Analysts at CFRA expect corporate earnings to have surged 16.3 percent in the first quarter, the most in seven years.
“It marks the best growth recorded since 2011 when the [S&P 500] was climbing out of the depths of the latest recession, and is reminiscent of the growth recorded at the peak of the prior bull market,” Lindsey Bell, investment strategist at CFRA, wrote in a note Thursday.
Corporate earnings rose 19.5 percent in the first quarter of 2011, according to FactSet.
This is one of the most widely anticipated earnings seasons in recent memory as investors expect a lower corporate tax rate to have boosted the bottom line for companies. President Donald Trump signed a bill in December that lowered the U.S. corporate tax rate to 21 percent from 35 percent.
“This will be the first quarter corporations will benefit from the Trump administration’s tax policy, which is a key reason growth jumped from 10.4% at the start of the year to above 16% by the end of January,” Bell said.
But the stock market comes into the earnings season amid a spike in volatility, fueled in part by worries of rising interest rates and increasing trade tensions between the U.S. and key partners like Mexico and China.

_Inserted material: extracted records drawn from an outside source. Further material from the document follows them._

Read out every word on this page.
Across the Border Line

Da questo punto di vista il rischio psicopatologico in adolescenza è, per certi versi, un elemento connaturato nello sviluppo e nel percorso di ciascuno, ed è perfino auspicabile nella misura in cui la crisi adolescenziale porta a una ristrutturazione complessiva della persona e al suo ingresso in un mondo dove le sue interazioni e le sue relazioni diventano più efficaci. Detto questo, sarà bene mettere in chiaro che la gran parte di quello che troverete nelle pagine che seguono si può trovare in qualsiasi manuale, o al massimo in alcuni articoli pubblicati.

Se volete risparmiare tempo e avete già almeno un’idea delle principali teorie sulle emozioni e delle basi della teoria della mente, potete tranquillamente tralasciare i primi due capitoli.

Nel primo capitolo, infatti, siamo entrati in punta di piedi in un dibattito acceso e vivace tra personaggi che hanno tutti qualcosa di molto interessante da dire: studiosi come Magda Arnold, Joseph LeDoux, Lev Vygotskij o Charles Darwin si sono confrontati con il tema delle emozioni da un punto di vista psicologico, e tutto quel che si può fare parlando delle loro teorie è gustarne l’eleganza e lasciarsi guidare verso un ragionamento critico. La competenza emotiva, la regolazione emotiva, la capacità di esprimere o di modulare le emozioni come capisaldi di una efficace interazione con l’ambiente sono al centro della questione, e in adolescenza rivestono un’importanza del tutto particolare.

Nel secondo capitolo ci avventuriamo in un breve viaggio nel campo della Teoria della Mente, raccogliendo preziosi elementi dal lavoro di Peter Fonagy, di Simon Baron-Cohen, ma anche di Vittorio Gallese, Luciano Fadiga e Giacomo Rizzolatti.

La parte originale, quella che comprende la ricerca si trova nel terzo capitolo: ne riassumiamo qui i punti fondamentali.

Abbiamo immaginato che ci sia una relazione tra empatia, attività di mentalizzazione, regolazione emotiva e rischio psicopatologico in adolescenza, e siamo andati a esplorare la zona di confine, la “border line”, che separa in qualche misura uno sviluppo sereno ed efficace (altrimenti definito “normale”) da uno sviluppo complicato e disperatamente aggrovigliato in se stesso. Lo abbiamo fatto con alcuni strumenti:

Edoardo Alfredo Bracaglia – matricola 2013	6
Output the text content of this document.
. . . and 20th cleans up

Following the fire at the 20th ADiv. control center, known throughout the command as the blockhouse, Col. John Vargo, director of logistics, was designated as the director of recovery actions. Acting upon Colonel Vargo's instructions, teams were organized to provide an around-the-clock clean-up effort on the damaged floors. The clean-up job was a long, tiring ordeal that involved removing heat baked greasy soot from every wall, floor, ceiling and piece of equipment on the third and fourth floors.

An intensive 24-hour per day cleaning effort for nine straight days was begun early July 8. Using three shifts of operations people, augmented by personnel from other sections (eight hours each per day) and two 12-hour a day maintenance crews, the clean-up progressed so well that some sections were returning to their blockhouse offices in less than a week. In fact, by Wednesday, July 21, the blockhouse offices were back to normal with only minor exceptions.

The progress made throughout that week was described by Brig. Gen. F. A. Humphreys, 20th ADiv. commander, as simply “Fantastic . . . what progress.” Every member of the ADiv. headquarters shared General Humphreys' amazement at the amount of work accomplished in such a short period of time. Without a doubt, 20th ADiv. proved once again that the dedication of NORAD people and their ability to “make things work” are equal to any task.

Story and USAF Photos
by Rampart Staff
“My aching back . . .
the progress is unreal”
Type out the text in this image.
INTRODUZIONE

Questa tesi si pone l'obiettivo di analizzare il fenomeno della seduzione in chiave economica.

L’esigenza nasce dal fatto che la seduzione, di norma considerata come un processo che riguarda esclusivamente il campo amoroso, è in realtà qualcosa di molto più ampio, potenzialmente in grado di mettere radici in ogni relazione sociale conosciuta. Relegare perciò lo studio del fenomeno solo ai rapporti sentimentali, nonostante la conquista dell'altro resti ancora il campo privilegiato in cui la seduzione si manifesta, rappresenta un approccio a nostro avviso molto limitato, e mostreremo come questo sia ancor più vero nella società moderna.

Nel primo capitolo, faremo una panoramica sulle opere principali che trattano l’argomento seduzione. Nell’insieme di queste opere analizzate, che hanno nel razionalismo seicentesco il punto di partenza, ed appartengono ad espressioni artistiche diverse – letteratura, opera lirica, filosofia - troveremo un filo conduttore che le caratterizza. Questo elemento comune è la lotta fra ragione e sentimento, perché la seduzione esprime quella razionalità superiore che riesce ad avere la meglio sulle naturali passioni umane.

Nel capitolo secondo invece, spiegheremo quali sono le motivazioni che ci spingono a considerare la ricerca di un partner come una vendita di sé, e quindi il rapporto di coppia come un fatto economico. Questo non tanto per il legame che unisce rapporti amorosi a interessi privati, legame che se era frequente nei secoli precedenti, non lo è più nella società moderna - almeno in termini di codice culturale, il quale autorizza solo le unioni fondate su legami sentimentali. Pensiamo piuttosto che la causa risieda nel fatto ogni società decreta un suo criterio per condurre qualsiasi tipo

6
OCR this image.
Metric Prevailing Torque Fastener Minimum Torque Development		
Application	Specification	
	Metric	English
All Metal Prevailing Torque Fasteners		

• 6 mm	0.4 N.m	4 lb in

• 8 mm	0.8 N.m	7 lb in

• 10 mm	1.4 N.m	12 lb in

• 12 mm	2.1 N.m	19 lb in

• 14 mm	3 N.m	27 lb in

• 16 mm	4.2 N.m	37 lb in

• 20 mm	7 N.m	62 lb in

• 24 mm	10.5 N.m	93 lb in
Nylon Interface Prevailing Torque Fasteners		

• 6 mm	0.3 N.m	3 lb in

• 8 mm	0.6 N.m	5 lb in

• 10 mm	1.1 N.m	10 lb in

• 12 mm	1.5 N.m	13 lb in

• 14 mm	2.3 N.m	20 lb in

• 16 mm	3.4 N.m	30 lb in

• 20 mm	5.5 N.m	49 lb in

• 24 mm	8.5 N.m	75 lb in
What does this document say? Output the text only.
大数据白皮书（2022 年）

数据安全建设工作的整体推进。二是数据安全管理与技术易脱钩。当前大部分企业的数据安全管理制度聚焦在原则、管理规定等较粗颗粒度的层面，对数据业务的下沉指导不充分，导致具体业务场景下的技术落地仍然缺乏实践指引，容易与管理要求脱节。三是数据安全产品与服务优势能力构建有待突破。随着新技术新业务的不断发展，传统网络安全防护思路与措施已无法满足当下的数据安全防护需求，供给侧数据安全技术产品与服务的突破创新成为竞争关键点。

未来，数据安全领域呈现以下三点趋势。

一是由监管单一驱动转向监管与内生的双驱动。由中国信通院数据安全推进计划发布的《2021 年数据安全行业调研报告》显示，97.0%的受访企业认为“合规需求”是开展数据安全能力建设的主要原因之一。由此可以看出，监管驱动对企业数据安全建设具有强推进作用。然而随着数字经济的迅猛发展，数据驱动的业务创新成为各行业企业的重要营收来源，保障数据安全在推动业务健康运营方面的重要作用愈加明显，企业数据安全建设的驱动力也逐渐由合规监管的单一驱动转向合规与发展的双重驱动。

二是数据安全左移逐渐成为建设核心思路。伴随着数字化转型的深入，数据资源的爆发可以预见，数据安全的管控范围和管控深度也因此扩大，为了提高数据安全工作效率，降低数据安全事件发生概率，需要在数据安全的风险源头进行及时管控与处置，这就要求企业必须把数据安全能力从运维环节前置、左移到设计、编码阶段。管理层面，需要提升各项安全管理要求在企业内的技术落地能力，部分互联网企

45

The S&P 500 fell 1.2 percent in the first quarter and more than 4 percent in the past month.
“We are nervous that market turmoil could result in tempered Q2 guidance from corporate management teams,” Bell said.
Corporate earnings season kicked off on Thursday, with asset manager BlackRock and Delta Air Lines reporting higher-than-expected profits. Citigroup, J.P. Morgan Chase and Wells Fargo are among the companies scheduled to report Friday morning.